En qualité de pionnier en la matière, le label parisien New Rose Records fit paraître en 1984 une compilation sous la forme d’un double album épique et dévergondé, Everything You Always Wanted to Know About R. Stevie Moore But Were Afraid To Ask. Ce fut une nouvelle étape importante dans la reconnaissance du musicien puisque New Rose le décrivit comme “l’un des meilleurs songwriters de tous les temps”. Chantilly Lace, une reprise new-wave suggestive de J.P. Richardson, eut un succès suffisant pour que Moore soit accueilli en France avec un enthousiasme inattendu lors de la visite promotionnelle qui suivit. Le très new-wave I Just Wanna Feel You était aussi bien de son époque, et par le biais de laquelle Moore (re)découvrait son sex-appeal. C’est amusant que le label lui ait donné l’accolade de meilleur songwriter tout en faisant en sorte que la lubrique Chantilly Lace soit le single diffusé pour promouvoir la compilation, plutôt qu’une chanson personnelle de Moore telle que I Wish i Could Sing ou I Wanna Hit You. New Rose avait décidé de présenter le musicien comme un cas aussi délirant que sulfureux. IL fallait se plonger plus avant dans le disque pour s’apercevoir qu’il savait parfaitement balancer les sentiments sincères avec les provocations amusantes, sans se départir d’une gravité en filigrane.

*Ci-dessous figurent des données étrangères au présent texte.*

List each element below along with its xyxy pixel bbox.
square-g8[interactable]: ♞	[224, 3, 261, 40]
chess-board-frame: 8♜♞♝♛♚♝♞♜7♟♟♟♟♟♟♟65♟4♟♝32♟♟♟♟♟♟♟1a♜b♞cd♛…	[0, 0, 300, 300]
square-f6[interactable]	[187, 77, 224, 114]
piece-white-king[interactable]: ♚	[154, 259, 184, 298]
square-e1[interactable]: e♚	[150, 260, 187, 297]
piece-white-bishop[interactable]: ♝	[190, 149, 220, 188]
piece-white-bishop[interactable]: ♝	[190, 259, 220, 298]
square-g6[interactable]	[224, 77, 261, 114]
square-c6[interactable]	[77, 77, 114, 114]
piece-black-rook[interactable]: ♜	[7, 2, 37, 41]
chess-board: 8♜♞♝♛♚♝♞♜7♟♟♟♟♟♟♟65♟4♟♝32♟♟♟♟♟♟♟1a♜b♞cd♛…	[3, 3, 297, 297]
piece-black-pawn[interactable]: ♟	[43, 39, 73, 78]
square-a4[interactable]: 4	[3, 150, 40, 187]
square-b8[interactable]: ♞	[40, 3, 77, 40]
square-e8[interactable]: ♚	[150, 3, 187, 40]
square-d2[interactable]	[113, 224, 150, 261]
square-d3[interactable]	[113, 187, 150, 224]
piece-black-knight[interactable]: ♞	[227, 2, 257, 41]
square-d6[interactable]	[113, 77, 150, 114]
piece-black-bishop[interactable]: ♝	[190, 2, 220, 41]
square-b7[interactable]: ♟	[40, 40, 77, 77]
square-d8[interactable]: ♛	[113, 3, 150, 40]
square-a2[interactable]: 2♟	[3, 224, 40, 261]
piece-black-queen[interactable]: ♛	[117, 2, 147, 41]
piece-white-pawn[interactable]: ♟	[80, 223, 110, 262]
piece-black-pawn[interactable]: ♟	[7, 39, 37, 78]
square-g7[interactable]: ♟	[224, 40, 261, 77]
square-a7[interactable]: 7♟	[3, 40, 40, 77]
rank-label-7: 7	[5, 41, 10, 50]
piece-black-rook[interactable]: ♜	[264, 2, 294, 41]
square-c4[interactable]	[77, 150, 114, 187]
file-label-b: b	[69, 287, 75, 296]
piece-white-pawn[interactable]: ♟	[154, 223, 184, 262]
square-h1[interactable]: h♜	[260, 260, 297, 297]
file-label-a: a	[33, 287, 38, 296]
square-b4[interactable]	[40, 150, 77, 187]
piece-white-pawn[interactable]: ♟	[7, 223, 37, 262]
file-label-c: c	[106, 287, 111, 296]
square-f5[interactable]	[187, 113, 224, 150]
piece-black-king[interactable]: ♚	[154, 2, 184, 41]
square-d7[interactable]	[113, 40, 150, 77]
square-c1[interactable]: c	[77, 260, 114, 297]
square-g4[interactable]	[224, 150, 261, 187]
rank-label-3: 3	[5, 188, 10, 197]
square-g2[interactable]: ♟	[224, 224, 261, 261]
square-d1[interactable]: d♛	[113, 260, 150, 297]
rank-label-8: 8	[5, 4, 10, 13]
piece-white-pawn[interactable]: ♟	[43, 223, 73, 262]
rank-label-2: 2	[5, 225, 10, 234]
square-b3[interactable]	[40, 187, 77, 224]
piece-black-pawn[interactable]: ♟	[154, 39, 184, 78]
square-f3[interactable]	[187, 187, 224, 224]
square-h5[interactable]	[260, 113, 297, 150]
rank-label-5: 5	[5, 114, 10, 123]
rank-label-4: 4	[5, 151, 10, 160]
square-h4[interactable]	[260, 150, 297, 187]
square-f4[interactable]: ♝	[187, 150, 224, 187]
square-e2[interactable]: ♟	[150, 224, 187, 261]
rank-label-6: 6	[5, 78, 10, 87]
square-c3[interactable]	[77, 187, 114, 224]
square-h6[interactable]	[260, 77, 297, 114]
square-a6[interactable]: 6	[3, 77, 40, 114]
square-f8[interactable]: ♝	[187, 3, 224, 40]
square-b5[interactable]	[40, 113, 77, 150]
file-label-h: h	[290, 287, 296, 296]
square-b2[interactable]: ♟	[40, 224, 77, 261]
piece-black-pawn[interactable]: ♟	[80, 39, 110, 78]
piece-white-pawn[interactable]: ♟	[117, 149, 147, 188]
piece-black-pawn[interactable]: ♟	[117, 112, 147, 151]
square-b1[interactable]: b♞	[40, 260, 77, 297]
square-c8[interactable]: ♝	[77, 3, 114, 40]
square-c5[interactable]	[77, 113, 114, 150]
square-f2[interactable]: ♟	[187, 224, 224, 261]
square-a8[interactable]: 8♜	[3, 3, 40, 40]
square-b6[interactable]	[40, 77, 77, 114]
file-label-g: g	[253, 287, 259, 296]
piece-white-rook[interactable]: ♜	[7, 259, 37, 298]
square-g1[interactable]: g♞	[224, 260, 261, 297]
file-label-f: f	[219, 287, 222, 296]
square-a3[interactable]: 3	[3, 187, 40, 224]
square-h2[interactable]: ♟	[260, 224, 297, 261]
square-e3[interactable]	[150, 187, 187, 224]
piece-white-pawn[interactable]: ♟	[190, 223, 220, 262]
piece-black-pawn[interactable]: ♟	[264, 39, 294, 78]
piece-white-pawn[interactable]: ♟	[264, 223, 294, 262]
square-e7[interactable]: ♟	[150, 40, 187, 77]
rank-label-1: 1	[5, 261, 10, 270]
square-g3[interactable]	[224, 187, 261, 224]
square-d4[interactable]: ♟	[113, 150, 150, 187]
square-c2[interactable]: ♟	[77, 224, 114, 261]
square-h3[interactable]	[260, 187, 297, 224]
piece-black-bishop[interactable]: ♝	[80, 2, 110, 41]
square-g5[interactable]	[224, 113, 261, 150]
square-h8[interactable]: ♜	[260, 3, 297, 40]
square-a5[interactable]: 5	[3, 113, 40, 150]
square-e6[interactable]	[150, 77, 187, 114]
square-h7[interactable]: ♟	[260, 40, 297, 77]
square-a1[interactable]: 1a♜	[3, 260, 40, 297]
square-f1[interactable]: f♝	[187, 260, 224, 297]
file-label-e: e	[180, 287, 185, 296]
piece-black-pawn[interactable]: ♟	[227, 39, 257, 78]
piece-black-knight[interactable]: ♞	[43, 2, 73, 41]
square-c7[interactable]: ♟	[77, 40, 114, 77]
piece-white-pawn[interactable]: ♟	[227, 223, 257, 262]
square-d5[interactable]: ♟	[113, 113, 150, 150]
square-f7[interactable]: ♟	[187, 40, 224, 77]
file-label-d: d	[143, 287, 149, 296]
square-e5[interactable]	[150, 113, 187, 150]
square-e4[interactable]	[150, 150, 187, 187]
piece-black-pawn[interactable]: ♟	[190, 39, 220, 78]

Le musicien continue dans les années 2000 donner licence pour l’utilisation de son travail, que ce soit dans le cadre de compilations ou d’albums plus ou moins originaux. La label Cherry Red, notamment, a produit et largement distribué deux compilations, Meet the R. Stevie Moore ! (2008) et Me Too (2009). R. Stevie Moore collabore avec de nombreux musiciens underground dans lesquels il peut reconnaître une part de lui–même : Ariel Pink, Mike Watt, Jason Falkner, Eric Matthews, Penn Jillette, Dr. Dog, MGMT, Mark Vidler, et d’autres. Il choisit l’année 2011 pour s’embarquer dans sa première tournée, notamment en Europe, accompagné du jeune duo New-Yorkais Tropical Ooze. Comme pour le nouvel album, Advanced (2011), dont Moore est particulièrement fier, la tournée pourra se concrétiser grâce à la plate-forme de recueil de fonds Kickstarter – une première pour un self-made man.